New legislation passed by Ohio’s House of Representatives would phase out the school performance voucher. The voucher allows families with children attending a low-performing school to send their children to a private or parochial school instead. 

 

Lawmakers passed a 60-day freeze, pushing back the window for new voucher applications until April 1. Families and schools affected by the moratorium filed a lawsuit in the Ohio Supreme Court, arguing it hurts families who planned to enroll on February 1 like in past years.

 

Other school choice vouchers will remain like the income-based Buckeye Opportunity Scholarship, through which families at 200% of the federal poverty level are eligible to send their children to a school of their choice.

 

Other voucher programs include the Jon Peterson Special Needs Scholarship which allows disabled students to attend private or parochial schools, and the Autism Scholarship Program which allows autistic students to attend a school that specializes in addressing the needs of students with autism.

 

Problems arose with how school performance is measured. The Ohio Department of Education began issuing schools a local report card grading the school’s performance in 2013. If a school performs poorly it is more likely to become voucher eligible which means more students are eligible to leave the school district.

 

But Ohio schools had just undertaken changes to the testing system. Paper and pencil tests were moved online, the state switched to a new testing company and more state-mandated tests were added. 

 

Because of these changes, Ohio schools were given three “safeharbor years” to adjust to the new testing system and school report card system. For school years ‘14-’15, ‘15-’16 and ‘16-’17 none of a school’s data could be used by the state to rank school performance and determine voucher eligibility. Data could be collected in school years ‘17-’18 and ‘18-’19, but that data was paired with data from the ‘13-’14 school year. 

 

This led to the number of low-performing schools in Ohio growing significantly. Kevin Miller is Director of Government Relations for the Ohio Superintendents Association.  

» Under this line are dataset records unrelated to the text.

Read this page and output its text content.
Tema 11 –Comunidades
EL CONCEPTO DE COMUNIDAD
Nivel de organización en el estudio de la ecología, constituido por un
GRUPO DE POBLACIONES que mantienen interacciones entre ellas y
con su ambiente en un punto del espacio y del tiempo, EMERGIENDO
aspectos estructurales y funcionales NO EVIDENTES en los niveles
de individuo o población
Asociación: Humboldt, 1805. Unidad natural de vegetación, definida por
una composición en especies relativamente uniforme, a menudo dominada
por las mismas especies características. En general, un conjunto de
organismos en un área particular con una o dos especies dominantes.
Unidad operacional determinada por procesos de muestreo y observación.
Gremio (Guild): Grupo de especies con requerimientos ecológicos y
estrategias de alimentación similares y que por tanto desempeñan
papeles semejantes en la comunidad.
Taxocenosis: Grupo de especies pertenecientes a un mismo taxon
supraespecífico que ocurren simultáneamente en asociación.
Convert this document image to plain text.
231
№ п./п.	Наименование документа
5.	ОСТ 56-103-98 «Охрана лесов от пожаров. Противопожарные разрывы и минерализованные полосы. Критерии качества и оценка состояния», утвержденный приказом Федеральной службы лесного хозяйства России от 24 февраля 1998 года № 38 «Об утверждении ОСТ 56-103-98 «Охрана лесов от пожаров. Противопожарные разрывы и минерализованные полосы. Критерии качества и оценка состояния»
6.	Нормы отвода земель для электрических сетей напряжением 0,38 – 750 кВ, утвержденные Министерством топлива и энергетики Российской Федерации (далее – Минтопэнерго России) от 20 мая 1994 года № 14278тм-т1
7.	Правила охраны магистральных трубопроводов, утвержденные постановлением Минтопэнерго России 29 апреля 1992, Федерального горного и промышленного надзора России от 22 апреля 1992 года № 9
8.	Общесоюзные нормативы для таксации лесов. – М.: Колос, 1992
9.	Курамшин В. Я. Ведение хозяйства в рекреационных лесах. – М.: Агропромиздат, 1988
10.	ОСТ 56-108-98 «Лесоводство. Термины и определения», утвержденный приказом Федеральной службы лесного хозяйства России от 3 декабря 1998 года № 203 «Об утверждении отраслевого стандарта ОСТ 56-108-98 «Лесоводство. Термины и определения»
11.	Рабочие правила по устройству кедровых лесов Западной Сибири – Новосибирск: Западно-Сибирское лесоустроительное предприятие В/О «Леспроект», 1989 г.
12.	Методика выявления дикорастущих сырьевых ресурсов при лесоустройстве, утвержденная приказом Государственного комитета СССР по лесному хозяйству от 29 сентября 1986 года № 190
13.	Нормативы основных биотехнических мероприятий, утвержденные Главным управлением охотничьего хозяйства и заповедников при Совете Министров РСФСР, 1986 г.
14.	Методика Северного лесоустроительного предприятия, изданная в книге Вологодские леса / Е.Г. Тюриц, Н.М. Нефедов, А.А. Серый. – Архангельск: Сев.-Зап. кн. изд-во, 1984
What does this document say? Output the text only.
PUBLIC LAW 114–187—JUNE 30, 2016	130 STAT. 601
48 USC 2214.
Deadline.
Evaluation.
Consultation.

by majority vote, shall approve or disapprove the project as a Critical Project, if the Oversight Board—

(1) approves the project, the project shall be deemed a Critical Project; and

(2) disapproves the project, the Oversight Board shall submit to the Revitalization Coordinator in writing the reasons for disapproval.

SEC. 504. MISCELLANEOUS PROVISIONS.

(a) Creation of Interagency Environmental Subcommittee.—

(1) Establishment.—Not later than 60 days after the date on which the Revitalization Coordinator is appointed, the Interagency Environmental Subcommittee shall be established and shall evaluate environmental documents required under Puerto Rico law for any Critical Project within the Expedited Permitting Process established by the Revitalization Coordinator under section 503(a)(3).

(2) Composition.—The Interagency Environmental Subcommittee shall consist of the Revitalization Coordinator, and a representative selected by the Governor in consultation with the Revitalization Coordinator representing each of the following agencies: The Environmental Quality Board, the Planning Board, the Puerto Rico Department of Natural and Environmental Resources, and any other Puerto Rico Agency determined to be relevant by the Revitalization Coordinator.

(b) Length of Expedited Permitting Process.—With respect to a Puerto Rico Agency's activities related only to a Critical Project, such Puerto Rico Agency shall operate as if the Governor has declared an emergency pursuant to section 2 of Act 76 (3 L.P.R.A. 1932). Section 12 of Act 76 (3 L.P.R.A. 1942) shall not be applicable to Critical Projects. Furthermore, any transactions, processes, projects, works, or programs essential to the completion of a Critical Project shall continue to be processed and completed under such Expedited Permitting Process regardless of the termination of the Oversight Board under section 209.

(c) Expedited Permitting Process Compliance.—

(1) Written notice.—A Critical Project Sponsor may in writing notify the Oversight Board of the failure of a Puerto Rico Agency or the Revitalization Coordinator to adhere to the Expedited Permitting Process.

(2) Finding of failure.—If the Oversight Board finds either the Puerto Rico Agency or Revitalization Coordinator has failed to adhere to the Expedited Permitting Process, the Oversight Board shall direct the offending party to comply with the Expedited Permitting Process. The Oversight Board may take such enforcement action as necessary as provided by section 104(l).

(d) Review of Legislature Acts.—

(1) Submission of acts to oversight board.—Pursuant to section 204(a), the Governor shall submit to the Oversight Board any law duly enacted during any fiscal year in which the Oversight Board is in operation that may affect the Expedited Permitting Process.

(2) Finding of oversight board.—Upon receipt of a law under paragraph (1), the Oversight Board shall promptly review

Miller said legislation should focus on those who need these vouchers.

“I think our organization understands the need for school choice should be limited to focusing on families who live at a level of poverty and are attending a truly low-performing school, but the current legislation is a huge overreach,” Miller said, “We’re going back to that legislation that was enacted in 2013 and very few could understand how it was going to impact districts in 2020.” 

 

Miller said the real issues came when lawmakers changed a single word in that legislation, “The previous legislation used the word ‘and’; that you had to be low performing in a variety of areas on a local report card,” Miller said, “That legislation changed the word ‘and’ to ‘or’, meaning that you could be low-performing in just one component of the local report card to become EdChoice-eligible.”

 

By that standard, over 70% of school districts in Ohio have at least one building that is EdChoice eligible.

 

The senate is likely to vote on the House-approved measure this week, but it’s unlikely to pass. 

 

Superintendents for Kent Local Schools, Ravenna Local Schools and St. Patrick Parochial School were unavailable for comment.